Als Marichka mit ihrer Mutter ins Krankenhaus kam, plagte sie immer noch dieselbe Angst wie schon seit Wochen in der Schule: dass ihr niemand glauben würde.
Natalia hielt die Hand ihrer Tochter, während diese auf die Untersuchung wartete, doch sie wusste, dass dieser Arztbesuch bereits etwas Entscheidendes verändert hatte. Zum ersten Mal seit Langem musste das Mädchen niemanden mehr davon überzeugen, dass die Schmerzen real waren.
Bis dahin waren die Symptome zu Hause schleichend aufgetreten.
Bild: Marichka war fünfzehn Jahre alt und immer voller Energie gewesen. Sie hörte Musik, rannte zu den Proben und kam nach Hause und erzählte von ihren Freunden. Doch plötzlich geriet ihr Alltag aus den Fugen.
Ihren Rucksack ließ sie vor der Tür stehen, wenn sie direkt in ihr Zimmer ging.
Die gemeinsamen Mahlzeiten veränderten sich.
Sie klagte über Übelkeit, Druckgefühl und anhaltende Schmerzen im Unterleib.
Nachts fand Natalia ihre Tochter im Dunkeln liegend, bis zum Gesicht zugedeckt, unfähig, ihre Hausaufgaben zu beenden.
Ihrer Mutter wurde klar, dass es nicht nur Müdigkeit war, als sie sah, wie Marichka sich am Treppengeländer festhielt, um nicht zu fallen.
Das Mädchen versuchte, ihren Schwindel mit einem schnellen Lächeln zu verbergen.
„Alles gut, Mama.“
Aber Natalia wusste, dass das nicht stimmte.
Das Problem war, dass Serhiy, der Vater des Mädchens, ihre Sorgen immer als übertrieben abtat, sobald sie mit ihm sprach.
Er meinte, es sei wahrscheinlich nur eine Magenverstimmung.

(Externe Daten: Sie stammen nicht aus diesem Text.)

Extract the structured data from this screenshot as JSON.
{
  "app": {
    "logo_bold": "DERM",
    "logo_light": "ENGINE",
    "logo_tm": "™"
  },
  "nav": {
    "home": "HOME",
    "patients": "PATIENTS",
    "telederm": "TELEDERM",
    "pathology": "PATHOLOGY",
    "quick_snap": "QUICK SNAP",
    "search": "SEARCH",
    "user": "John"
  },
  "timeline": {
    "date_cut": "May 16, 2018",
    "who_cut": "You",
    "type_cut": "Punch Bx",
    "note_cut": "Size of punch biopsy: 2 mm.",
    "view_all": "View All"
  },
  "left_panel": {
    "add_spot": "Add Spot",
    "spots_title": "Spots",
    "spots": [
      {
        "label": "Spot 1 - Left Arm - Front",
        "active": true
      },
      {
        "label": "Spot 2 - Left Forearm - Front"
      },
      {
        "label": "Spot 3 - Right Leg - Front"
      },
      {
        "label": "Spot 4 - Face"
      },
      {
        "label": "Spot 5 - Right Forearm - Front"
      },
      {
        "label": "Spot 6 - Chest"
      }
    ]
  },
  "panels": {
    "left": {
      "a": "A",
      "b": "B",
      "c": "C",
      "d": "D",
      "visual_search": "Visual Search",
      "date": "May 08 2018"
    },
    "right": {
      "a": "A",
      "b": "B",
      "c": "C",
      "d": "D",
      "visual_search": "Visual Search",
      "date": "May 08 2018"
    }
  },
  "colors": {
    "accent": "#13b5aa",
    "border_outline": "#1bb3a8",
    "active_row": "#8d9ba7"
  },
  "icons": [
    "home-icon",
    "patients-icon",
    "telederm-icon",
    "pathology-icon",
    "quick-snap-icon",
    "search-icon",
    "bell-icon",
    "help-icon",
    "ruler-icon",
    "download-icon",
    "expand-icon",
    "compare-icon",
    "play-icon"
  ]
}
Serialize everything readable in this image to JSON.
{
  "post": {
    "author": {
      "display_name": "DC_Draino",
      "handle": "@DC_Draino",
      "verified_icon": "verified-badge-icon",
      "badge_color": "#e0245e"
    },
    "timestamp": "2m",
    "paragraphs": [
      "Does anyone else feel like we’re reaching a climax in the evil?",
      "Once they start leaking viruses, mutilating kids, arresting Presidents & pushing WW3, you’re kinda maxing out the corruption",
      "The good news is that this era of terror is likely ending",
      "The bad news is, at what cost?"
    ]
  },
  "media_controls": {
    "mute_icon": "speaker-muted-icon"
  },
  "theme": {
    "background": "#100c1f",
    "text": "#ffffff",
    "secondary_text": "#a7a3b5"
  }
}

Als Natalia auf einer ärztlichen Untersuchung bestand, sagte er, Teenager seien nervös, verbrächten zu viel Zeit am Handy, ernährten sich schlecht und beschwerten sich dann.
Sie sagte, ihre Tochter nehme ab.
Er erwiderte, vielleicht wolle sie ja nur abnehmen.
Serhiys Art zu sprechen machte alles nur noch schwieriger. Er musste sie nicht anschreien, um Natalia an ihrem eigenen Urteilsvermögen zweifeln zu lassen.
Es gab noch ein weiteres, allgegenwärtiges Problem: Geld.
Er bezahlte seine Rechnungen und behielt den Überblick über die Haushaltsausgaben, doch jede unerwartete Ausgabe empfand er als Bedrohung.
Für ihn musste eine Beratung erst gerechtfertigt sein, bevor sie stattfinden konnte.